Fred Landrum's hand hurt a bit Monday morning, the result of catching baseball pitches tossed on Sunday by a hard thrower much younger than himself.
"Actually, I am a little sore all over," Landrum said.
The president of Prosperity America Inc. in Midland, Ga., said a few aches are expected from playing baseball at age 62. Still, he was planning to play in some softball games Monday evening.
Landrum plays in the Billy Hitchcock Men's Senior Baseball League, which conducts games on Sunday afternoons at Golden Park in Columbus and high school fields in and around Lee County, Ala.
Sunday at Golden Park, a draft of players took place and a couple of scrimmage games were played.
Landrum not only plays catcher but manages one of the teams.
He loves baseball and is thrilled to be able to compete at his age.
"Some folks are shocked when I tell them I play baseball," he said.
The Billy Hitchcock Men's Senior Baseball League was established in 2002. It is affiliated with the Men's Senior and Adult Baseball League, a national organization for baseball leagues for players of various skills and age.
Named for former major league player and manager Billy Hitchcock, the local league is an 18-and-over wood bat league.
It was begun by Gary Gomez, a Delta Air Lines pilot who lives in Auburn, Ala.
Gomez, 54, said he was driving to Peachtree City, Ga., to play baseball and got tired of traveling.
"We try to provide a professional atmosphere. These are serious amateur baseball players," Gomez said.
He said most of the players have
a good baseball background.
The season will begin in April and run into August. Gomez said there should be six teams with 18-20 players per team.

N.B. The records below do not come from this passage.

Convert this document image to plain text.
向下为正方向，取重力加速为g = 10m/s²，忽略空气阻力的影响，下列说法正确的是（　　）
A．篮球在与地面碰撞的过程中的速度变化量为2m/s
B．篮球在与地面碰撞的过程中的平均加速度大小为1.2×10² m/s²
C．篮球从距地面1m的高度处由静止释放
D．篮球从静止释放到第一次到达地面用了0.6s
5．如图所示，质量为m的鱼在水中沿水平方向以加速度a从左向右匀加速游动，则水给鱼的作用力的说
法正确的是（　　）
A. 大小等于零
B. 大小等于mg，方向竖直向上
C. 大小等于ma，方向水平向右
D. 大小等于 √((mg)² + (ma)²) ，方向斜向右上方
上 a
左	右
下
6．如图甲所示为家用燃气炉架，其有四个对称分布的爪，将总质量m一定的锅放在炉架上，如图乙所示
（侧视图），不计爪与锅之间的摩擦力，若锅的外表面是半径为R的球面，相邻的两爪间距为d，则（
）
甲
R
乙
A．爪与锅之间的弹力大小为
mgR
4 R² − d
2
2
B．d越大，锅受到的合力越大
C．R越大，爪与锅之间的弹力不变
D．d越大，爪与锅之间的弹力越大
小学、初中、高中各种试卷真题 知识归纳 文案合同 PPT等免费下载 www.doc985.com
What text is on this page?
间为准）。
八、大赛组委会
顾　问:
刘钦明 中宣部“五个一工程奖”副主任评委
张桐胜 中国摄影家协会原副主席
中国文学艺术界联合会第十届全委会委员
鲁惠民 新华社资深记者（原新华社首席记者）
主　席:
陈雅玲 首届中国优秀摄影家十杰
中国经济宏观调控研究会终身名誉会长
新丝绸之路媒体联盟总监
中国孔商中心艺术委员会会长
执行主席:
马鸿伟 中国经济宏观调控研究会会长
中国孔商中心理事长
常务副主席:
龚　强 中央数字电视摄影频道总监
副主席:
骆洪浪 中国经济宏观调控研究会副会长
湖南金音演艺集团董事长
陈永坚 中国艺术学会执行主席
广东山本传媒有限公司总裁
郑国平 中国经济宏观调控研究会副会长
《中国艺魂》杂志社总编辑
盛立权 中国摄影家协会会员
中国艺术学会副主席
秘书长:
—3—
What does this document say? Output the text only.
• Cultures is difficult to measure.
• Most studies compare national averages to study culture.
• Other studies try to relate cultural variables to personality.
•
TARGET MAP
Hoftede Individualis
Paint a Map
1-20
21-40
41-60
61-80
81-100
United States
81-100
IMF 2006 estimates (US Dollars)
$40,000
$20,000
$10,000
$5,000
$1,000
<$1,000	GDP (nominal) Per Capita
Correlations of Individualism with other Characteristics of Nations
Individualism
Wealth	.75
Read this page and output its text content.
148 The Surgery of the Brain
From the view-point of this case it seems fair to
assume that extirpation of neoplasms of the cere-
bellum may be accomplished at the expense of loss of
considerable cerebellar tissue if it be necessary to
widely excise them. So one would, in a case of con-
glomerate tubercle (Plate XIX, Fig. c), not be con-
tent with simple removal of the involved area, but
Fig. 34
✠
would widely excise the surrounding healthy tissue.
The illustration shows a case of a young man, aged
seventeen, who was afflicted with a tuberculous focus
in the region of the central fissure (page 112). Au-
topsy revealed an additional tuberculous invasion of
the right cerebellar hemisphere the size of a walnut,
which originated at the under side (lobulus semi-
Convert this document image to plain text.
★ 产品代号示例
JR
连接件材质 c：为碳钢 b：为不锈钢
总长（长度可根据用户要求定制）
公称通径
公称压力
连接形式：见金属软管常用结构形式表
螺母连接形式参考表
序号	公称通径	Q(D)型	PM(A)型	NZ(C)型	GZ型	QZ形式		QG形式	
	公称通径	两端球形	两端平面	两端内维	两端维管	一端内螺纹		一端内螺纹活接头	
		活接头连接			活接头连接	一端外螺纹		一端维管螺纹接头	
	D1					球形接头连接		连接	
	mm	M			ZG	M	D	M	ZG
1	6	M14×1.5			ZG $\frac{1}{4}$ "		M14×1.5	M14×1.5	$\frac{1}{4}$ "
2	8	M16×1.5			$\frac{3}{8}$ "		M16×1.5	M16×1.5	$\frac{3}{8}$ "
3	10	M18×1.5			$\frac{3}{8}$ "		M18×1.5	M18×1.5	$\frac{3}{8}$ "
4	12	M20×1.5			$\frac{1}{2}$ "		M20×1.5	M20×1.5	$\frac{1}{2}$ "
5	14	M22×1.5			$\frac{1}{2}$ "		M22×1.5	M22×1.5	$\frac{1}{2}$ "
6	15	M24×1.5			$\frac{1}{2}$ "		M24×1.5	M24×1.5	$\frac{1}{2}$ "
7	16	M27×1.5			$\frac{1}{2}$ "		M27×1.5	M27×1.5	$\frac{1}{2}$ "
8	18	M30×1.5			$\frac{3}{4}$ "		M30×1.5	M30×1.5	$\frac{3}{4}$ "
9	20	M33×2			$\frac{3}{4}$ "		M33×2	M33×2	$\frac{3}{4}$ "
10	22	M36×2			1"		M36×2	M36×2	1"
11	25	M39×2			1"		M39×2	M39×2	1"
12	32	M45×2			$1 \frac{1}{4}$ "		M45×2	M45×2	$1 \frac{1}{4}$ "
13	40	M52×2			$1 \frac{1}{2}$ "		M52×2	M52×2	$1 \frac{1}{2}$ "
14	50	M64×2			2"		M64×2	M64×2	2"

The price tag for players varies among teams but usually runs about $150.
All you need is a glove, shoes with cleats and a love for the game, he said.
Landrum said there is free substitution in the games, so everyone plays.
Answers to other questions about the league may be found at www.billyhitchcockmsbl.com.
Gomez said people need to exercise and baseball "motivates you to get off your rear end."
Landrum and Gomez both said that as a way of staying physically fit, playing ball beats spending time in a gym.
Landrum said playing ball could inspire a person to go to the gym and get in better shape to play ball.
"It gives you a reason to want to go better yourself," Landrum said.
Phil Pattersen, 31, of Columbus, who is in the restaurant business in Atlanta, enjoys playing in the league.
"I pitch, but center field is my love," he said.
He said he played baseball in college and some minor league ball. He likes that he can continue to compete.
Like Landrum, he plays softball in addition to baseball.
He said that it is a great way to stay in shape and there is another benefit to playing ball:
"It's great stress relief," he said.